Campus

Emma Willard's Gargoyles

Our permanent residents inform and amuse. They are all over the Emma Willard campus. They flirt, chase butterflies, drink tea, and study. They play with kittens, listen to their record players, turn somersaults, and talk endlessly on the telephone.

Emma Willard students? No.

Their numbers include past presidents of the United States, literary figures, and a British contemporary of Madame Willard.

They are the gargoyles who adorn Slocum and Sage Halls and the Alumnae Chapel, the permanent residents who stay as generations of students and faculty members come and go.

The specifications for the three buildings of the "new campus" on Mt. Ida, designed by the Troy firm of Cummings and Sons and submitted to the trustees in 1908, call for elaborate stone decorations on all the buildings. The gargoyles are mentioned only briefly. Whose idea they were remains a mystery.

By 1910, the three buildings, Sage and Slocum Halls and the Alumnae Chapel—then the gymnasium—were designed, and Abraham K. Mosley, an English architect, had been engaged to draw sketches for the stone carvings. Mosley's formal training was in engineering; his love was English architecture, especially the collegiate Gothic style selected by the Emma Willard trustees for the new campus.

A native of Staffordshire, Mosley was responsible for all the stone decorations on the buildings' interiors a well. He made over 300 sketches for Emma Willard, which were executed under his supervision by English and French stonecutters and carvers. Mosley considered the Emma Willard carvings his finest work and stayed in Troy after their completion. Shortly before his death in 1951, he spoke to Mary MacLear, then librarian, about them. Although some of the gargoyles represent historical figures, he recounted, most of them are imaginary. The carvings were made from clay or plaster models. "The contract," he said, "did not call for any models to be provided. Thus it necessitated quite a lot of data and sketching between myself and the carvers to furnish ideas and subjects to carve the required figures." There are well over one hundred gargoyles. Each is different and each reflects, in some way, the purpose of the building to which it is attached. Mosley's conception of those purposes is often witty and perceptive.

The Alumnae Chapel, original used as a gymnasium (it still houses the swimming pool and a bowling lane), is decorated with some 30 gargoyles who run, bowl, wrestle, and somersault their way around the building.

Slocum Hall, then as now the academic and administrative center of campus, is adorned with figures from history and literature. Renaissance scholars converse with Medieval monks. A dour New England minister preaches to the fields on the northeast side. Shakespeare is joined by one of his own creations, Hamlet.

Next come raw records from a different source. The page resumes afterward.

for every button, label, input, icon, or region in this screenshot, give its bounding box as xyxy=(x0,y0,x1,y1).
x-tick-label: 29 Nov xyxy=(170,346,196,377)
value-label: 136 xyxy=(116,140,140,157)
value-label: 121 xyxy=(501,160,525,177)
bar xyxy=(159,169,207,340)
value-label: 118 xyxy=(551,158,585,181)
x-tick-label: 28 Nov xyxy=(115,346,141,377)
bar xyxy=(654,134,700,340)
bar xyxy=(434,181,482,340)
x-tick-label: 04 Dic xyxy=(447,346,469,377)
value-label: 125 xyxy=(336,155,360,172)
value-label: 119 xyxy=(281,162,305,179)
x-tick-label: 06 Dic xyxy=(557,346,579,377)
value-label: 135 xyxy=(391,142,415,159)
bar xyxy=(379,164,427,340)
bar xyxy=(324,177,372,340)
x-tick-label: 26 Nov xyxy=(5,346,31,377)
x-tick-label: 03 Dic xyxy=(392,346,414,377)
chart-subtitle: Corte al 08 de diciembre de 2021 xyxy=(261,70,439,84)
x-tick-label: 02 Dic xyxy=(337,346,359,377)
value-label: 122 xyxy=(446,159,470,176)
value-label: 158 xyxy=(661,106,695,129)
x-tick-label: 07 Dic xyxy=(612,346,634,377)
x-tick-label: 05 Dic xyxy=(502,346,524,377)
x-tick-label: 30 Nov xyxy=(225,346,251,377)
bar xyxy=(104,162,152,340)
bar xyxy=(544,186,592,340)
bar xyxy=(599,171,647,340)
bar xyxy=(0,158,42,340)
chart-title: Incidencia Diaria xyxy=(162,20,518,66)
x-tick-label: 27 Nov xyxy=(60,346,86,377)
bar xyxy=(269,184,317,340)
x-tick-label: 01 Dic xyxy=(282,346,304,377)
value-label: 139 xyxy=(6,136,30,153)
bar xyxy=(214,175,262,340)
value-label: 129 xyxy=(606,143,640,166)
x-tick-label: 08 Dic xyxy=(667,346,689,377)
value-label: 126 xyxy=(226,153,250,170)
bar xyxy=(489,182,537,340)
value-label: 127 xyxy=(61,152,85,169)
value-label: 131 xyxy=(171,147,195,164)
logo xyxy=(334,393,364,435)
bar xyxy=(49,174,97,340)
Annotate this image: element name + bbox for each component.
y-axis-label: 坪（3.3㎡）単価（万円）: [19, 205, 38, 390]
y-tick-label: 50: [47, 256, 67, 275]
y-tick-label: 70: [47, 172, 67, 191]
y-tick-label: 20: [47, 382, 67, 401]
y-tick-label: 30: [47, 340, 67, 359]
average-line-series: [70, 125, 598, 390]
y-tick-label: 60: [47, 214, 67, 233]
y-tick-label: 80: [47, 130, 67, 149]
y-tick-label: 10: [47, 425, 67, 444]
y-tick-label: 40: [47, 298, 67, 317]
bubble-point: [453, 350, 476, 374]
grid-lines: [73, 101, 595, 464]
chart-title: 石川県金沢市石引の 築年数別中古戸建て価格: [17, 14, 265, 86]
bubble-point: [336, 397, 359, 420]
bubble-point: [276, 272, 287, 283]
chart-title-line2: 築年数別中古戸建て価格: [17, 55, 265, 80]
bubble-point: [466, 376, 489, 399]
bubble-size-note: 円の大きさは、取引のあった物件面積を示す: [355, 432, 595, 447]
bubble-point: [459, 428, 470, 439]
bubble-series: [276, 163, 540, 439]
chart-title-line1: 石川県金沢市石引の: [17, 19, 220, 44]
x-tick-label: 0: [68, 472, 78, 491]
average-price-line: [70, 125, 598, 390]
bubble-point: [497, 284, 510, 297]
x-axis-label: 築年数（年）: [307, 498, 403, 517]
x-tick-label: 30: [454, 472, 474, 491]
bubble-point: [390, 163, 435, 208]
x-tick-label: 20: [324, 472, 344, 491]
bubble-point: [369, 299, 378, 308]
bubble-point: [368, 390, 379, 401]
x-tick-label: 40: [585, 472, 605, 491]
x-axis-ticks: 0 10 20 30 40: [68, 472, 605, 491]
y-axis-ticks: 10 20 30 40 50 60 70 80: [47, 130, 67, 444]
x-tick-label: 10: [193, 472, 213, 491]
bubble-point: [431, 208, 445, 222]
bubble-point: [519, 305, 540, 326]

Decorations on the third of the original buildings, Sage dormitory, most clearly reflect Mosley's creativity and his understanding of young women. Himself the father of two daughters, Mosley was able to communicate– through stone caricatures–a sense of the lifestyles of Emma Willard students that remains in 1982 as accurate and witty as it was in 1912 when the first girls arrived on the Mt. Ida campus.

Many of the Sage Hall gargoyles are female figures. Two on the Pawling Avenue side hold a conversation over steaming teacups. There are several musicians, a youngster playing with a kitten, and a student, fast asleep, holding a book open. A mother cuddles her baby, an impish coquette flirts over her fan, and one gargoyle—steering his roadster around the corner of the building—overlooks the parking lot.

Also adorning Sage Hall is a carved portrait of Abraham Mosley's grandmother. Shortly before Mosley came to Troy to design the ornaments for Emma Willard School, he visited his family home in Kingsley, England. In a conversation with a cousin, he learned that 50 years earlier—roughly the time when Madam Willard was petitioning the New York State legislature for funds to create the Troy Female Seminary—the British Parliament had made a study on the conditions of the working classes in Britain. A member of the Royal Commission had visited Mosley's grandparents' home and found his grandmother a fine example of domesticity and industry. She was later singled out in the official report.

Upon his return to Troy, Mosley began work on the figures. The porte cochere of Sage Hall, he found, contained five stone blocks, each the size of a human face. To four of these, he gave the impish faces that characterize the gargoyles. For the fifth Mosley carved a portrait of his grandmother in her lace bonnet. He later explained that he had selected her as a representative of the great mass of female workers of the previous century and noted that she, like Madame Willard herself, was a strong and hardworking woman.

Granny Mosley is not the only historical figure to adorn the buildings. Teddy Roosevelt rides rough on the corner of Alumnae Chapel and presidents George Washington and Abe Lincoln look out over Pawling Avenue from the front of Slocum Hall.

Whether historical or imaginary, the gargoyles reflect the wit and sensitivity of their creator, and they both capture and add to the atmosphere of Emma Willard School.

 

Emma WIllard School is listed on the National Register of Historic Places.

The school’s extraordinary physical plant, listed on the National Register of Historic Places, provides a breathtakingly beautiful, yet state-of-the-art, setting for learning and living.